David Harsanyi and Philip Klein are right. No one talks like this. This might be a fair summary of what they said but it’s obviously not a transcript.
Barack Obama: I demand that Israel agrees to an immediate, unilateral ceasefire and halt all offensive activities, in particular airstrikes.
Benjamin Netanyahu: And what will Israel receive in exchange for a ceasefire?
BO: I believe that Hamas will cease its rocket fire — silence will be met with silence.
BN: Hamas broke all five previous ceasefires. It’s a terrorist organization dedicated to the destruction of Israel.
BO: I repeat and expect Israel to stop all its military activities unilaterally. The pictures of destruction in Gaza distance the world from Israel’s position.
It goes on, with O allegedly promising to have our terror-supporting friends Turkey and Qatar mediate with Hamas once Israel ceases fire, to which Netanyahu supposedly says, “I protest because Hamas can continue to launch rockets and use tunnels for terror attacks.” “I protest”? Jeffrey Goldberg imagines the rest of the conversation:
https://twitter.com/JeffreyGoldberg/status/494201315795689472
Another possibility: Maybe the “transcript” is just a few translated iterations of an actual transcript. Apparently an American source provided Israeli media with the original transcript, then it was translated into Hebrew, and then possibly translated back into English by someone else, leading to the odd, stilted rhetoric here.
In any case, Ben Rhodes says the whole thing is false, as does the National Security Council’s spokesman. Just as I’m writing this, Netanyahu’s office is claiming it’s false too. Is it possible that O demanded a unilateral ceasefire, though, irrespective of the language he used? Sure, why not? That atrocious ceasefire proposal that Kerry floated last weekend was a Turkey/Qatar wishlist of Israeli concessions to Hamas. A unilateral ceasefire would be another. If the “transcript” is a total fabrication, it remains plausible enough to have experts wondering only because of how Obama and Kerry have behaved so far:
Kerry’s initial plan was to support Egypt’s demand that Hamas accept a cease-fire. When Hamas balked at surrender and it was clear that Egypt lacked the clout to make the deal stick, Kerry turned to Turkey and Qatar, which as friends and financial backers of Hamas had more leverage. That put the deal first and a stable solution to Gaza’s problems second. The deal blew up anyway, victim of Israeli and Palestinian inability to get to yes.

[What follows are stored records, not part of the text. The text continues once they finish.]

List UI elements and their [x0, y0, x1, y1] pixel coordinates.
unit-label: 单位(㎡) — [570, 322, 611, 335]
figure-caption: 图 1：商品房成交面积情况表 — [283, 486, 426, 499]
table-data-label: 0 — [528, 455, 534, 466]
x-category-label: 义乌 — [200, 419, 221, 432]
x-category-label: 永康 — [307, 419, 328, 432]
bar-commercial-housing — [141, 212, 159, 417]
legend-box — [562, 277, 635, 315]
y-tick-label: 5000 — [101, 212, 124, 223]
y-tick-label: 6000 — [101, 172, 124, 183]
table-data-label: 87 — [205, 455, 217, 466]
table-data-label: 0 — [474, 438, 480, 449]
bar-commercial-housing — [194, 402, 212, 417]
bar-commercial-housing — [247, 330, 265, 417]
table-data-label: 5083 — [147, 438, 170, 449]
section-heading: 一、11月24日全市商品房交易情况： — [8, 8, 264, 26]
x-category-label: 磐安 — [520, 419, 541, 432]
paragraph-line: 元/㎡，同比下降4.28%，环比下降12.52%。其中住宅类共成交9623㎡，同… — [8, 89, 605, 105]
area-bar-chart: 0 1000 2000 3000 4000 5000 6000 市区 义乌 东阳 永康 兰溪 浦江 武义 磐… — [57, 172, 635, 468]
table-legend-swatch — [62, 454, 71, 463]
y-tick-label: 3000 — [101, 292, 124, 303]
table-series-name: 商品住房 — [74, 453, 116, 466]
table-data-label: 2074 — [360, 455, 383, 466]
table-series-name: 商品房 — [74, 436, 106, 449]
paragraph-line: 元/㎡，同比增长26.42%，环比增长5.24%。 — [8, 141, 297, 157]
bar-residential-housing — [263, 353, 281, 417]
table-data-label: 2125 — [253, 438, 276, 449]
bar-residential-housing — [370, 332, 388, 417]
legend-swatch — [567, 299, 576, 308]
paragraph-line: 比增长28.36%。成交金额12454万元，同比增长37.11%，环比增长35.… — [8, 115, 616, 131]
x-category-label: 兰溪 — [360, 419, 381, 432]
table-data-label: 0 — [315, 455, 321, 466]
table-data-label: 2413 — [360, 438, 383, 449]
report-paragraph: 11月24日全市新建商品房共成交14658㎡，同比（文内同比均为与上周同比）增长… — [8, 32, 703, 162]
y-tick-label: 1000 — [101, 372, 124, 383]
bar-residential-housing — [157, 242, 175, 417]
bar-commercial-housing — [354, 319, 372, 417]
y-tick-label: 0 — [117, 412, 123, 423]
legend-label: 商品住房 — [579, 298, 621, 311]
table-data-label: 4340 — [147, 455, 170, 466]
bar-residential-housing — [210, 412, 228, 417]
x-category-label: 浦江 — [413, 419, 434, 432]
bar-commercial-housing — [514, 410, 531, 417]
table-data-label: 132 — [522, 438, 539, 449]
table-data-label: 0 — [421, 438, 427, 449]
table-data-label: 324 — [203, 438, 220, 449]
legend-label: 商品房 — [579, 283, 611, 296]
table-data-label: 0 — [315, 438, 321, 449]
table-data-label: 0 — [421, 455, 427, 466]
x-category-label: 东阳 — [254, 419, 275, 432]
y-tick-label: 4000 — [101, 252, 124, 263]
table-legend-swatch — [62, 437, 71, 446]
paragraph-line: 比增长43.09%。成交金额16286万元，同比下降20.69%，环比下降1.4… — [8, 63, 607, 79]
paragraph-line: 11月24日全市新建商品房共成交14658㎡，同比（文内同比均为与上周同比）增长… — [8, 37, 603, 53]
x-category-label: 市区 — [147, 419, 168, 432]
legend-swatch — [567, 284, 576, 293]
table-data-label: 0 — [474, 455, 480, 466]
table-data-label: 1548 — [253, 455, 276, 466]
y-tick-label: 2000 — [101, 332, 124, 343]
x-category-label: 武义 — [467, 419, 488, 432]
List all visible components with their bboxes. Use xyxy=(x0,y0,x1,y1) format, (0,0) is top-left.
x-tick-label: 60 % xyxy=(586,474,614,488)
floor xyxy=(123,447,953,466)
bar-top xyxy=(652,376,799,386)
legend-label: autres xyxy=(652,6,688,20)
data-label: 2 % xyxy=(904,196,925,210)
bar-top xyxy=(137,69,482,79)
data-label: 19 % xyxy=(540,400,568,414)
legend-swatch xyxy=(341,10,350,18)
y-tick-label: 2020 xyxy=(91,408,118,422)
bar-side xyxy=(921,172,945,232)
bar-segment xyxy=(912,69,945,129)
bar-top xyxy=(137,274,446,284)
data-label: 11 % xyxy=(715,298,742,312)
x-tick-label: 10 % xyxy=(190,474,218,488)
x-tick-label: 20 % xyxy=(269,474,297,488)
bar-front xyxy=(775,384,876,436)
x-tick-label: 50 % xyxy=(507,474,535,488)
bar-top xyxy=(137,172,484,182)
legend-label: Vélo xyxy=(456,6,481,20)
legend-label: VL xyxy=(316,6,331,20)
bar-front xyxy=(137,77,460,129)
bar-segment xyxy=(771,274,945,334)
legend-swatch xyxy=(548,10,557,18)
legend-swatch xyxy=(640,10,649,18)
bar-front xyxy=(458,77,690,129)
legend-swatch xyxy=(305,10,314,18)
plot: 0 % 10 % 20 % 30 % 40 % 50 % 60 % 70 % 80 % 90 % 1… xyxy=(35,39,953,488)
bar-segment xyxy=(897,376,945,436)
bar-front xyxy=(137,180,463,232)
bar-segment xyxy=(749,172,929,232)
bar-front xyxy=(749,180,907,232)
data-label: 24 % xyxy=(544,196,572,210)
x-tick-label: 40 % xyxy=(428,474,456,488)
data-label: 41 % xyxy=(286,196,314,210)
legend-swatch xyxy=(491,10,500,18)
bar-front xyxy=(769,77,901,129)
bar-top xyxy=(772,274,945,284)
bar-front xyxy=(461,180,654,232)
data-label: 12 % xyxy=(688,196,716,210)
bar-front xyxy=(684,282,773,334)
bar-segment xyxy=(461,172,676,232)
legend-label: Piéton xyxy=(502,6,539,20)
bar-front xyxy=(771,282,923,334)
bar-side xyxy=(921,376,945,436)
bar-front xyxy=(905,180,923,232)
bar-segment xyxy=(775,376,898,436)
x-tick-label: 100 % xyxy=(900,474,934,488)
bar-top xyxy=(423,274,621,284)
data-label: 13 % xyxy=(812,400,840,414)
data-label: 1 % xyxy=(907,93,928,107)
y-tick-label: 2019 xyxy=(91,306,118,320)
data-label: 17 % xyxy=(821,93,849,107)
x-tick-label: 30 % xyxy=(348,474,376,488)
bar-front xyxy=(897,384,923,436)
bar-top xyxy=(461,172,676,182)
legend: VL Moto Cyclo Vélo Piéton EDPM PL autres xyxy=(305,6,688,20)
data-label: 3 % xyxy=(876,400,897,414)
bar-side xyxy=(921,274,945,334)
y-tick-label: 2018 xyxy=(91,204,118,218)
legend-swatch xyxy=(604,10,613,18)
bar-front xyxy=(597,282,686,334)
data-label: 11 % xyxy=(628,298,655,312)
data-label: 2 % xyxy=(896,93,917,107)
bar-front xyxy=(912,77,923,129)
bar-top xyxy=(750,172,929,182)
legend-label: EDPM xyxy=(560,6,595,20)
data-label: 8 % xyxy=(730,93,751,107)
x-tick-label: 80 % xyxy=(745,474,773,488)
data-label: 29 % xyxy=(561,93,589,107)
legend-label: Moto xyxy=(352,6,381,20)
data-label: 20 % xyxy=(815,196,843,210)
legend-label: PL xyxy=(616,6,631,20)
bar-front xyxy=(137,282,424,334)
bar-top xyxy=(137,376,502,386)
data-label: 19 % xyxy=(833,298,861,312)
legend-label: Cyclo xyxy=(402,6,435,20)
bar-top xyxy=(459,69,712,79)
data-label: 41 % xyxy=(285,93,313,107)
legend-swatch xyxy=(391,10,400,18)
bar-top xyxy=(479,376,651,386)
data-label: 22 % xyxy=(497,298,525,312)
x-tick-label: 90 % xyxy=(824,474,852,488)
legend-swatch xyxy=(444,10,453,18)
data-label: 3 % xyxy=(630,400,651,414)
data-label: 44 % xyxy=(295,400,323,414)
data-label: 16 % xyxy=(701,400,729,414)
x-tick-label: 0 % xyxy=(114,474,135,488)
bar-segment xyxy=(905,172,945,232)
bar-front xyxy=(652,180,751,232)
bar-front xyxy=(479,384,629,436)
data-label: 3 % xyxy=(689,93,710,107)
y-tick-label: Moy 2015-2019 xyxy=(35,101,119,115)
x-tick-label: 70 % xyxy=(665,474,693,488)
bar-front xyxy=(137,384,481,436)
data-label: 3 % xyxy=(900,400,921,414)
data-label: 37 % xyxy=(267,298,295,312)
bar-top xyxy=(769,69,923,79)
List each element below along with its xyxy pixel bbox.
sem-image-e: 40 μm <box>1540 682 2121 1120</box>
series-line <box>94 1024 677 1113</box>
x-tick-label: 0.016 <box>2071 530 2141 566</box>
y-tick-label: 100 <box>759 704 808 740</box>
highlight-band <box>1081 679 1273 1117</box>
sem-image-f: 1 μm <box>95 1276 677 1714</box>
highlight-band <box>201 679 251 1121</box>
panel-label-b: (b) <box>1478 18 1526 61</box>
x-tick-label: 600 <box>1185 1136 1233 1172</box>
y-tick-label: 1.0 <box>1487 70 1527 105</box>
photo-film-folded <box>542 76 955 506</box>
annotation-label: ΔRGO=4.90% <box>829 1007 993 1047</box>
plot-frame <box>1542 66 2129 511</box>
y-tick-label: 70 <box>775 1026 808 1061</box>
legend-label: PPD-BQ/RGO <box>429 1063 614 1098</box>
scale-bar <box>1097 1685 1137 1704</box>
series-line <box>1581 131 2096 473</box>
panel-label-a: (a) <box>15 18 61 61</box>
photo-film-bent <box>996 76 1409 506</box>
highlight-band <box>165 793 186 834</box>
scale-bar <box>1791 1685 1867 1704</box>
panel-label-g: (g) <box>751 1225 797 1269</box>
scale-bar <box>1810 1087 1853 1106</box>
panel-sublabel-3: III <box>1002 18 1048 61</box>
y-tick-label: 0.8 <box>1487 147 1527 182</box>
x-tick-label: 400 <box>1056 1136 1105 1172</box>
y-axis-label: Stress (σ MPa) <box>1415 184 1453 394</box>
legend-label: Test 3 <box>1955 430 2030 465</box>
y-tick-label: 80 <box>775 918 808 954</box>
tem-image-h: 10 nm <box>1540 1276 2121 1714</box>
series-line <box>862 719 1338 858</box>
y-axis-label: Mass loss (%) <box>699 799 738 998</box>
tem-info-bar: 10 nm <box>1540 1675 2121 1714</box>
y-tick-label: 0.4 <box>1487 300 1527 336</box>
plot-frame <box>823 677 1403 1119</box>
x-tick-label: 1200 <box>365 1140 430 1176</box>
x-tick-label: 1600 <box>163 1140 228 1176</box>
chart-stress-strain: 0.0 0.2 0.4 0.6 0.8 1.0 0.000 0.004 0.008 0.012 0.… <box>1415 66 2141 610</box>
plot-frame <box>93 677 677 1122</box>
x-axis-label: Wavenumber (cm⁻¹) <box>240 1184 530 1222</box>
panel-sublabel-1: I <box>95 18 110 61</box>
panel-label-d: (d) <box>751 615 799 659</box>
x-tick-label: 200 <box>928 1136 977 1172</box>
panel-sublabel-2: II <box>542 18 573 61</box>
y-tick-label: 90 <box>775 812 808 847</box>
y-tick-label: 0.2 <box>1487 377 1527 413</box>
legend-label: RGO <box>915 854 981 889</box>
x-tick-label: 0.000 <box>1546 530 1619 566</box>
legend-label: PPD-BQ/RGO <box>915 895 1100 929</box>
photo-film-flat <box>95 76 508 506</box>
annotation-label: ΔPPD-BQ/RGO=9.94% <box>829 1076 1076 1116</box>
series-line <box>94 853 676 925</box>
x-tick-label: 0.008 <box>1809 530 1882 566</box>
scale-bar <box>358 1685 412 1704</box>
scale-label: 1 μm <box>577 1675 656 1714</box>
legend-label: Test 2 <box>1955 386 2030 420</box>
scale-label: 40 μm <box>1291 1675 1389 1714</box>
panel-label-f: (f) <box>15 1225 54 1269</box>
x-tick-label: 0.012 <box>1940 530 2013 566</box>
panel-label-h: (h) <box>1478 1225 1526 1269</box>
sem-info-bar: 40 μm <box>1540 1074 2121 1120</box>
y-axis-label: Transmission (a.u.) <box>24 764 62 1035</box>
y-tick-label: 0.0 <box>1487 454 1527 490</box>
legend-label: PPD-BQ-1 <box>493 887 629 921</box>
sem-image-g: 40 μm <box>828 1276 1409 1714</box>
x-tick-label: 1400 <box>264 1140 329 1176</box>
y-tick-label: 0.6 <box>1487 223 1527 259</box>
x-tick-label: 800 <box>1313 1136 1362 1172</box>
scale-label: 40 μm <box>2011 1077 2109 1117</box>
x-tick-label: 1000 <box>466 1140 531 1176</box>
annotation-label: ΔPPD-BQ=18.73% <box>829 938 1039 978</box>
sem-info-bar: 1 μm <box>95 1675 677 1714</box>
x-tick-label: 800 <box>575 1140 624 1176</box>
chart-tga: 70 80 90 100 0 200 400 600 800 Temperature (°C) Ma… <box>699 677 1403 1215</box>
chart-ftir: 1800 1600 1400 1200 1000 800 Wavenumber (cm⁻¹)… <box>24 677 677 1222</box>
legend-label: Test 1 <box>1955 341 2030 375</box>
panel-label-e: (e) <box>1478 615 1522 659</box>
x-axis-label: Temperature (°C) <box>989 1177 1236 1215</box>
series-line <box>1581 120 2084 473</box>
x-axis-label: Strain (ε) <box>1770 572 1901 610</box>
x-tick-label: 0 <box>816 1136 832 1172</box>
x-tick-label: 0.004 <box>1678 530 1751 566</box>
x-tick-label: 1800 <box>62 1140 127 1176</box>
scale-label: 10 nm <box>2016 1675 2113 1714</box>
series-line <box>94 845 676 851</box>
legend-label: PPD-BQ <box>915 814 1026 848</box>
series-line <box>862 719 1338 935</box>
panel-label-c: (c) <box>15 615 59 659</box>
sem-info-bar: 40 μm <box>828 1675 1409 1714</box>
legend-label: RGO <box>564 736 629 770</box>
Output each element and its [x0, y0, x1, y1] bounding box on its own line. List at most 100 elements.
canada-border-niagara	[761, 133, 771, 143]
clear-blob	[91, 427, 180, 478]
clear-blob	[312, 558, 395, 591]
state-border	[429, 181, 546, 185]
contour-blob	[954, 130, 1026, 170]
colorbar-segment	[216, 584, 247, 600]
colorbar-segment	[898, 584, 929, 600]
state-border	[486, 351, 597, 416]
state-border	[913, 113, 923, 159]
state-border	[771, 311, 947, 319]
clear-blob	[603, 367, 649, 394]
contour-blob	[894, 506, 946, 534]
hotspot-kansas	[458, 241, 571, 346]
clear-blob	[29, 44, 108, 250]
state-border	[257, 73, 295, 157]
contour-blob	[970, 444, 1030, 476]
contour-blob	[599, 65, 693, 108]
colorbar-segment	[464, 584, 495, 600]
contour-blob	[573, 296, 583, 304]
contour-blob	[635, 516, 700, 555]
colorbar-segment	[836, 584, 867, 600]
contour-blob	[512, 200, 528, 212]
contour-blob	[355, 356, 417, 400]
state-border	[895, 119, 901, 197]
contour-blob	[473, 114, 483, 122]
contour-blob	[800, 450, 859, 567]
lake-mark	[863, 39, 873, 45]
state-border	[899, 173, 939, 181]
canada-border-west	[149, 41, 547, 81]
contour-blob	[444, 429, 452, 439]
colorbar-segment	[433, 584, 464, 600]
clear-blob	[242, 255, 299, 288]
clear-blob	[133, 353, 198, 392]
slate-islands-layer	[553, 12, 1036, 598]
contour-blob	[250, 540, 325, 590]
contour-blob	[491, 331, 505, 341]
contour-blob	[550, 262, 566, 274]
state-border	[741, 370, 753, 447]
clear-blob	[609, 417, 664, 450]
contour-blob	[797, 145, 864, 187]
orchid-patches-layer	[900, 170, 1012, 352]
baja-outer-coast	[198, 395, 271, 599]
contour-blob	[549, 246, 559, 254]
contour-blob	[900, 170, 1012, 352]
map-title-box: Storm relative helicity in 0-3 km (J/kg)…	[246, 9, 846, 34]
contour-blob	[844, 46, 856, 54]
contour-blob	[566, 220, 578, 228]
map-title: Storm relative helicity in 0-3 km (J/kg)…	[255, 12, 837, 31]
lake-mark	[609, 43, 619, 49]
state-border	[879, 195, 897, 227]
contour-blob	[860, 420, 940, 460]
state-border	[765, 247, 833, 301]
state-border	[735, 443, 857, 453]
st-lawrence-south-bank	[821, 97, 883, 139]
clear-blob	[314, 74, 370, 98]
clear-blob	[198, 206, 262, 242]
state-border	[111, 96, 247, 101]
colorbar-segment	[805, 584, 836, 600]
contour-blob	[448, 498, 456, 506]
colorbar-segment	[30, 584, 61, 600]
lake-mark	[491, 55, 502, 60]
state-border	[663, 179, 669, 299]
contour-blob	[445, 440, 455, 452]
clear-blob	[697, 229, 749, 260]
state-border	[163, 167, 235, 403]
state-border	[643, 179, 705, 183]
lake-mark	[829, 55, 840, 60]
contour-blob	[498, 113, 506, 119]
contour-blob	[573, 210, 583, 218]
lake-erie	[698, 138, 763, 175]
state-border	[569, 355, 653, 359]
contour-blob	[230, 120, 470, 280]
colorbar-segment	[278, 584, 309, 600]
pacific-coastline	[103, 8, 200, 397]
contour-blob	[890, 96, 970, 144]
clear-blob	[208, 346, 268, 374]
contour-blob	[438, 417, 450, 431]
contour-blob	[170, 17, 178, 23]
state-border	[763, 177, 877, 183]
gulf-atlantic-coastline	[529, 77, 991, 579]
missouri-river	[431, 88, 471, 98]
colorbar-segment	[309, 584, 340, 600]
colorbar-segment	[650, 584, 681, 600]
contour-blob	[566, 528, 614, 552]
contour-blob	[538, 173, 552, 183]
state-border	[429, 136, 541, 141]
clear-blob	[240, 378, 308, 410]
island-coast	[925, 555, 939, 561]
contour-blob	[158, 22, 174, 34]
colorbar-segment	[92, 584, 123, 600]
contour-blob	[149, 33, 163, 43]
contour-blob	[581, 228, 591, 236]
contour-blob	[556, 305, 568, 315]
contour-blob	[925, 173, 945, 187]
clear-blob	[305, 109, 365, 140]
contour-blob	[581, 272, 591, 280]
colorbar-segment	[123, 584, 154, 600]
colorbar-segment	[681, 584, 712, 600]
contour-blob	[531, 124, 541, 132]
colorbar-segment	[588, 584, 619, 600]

By turning to Turkey and Qatar, Kerry also enhanced their position in the regional power game. That’s contrary to the interests and desires of the United States’ traditional allies, such as Egypt, Jordan, Saudi Arabia and the moderate Palestinian camp headed by Abbas.
Maybe the Turks and Qataris demanded that Kerry at least offer their proposal as a condition of working on this going forward. They have leverage over Hamas; in theory, if not in practice, they’d be willing to use it and Obama needs their cooperation in trying to contain Syria and Iraq. He doesn’t want to be sucked into some wider confrontation between Israel and Turkey a la the Mavi Marmara flotilla disaster in 2010 — although he may have no choice — at a moment when the region’s attention should be focused on ISIS. The sooner he can get Israel to stop firing, even though Hamas retains a gigantic stockpile of rockets hidden in as-yet-undestroyed terror tunnels, the fewer opportunities Erdogan will have to coopt another Israel/Hamas confrontation for his own Islamist ends.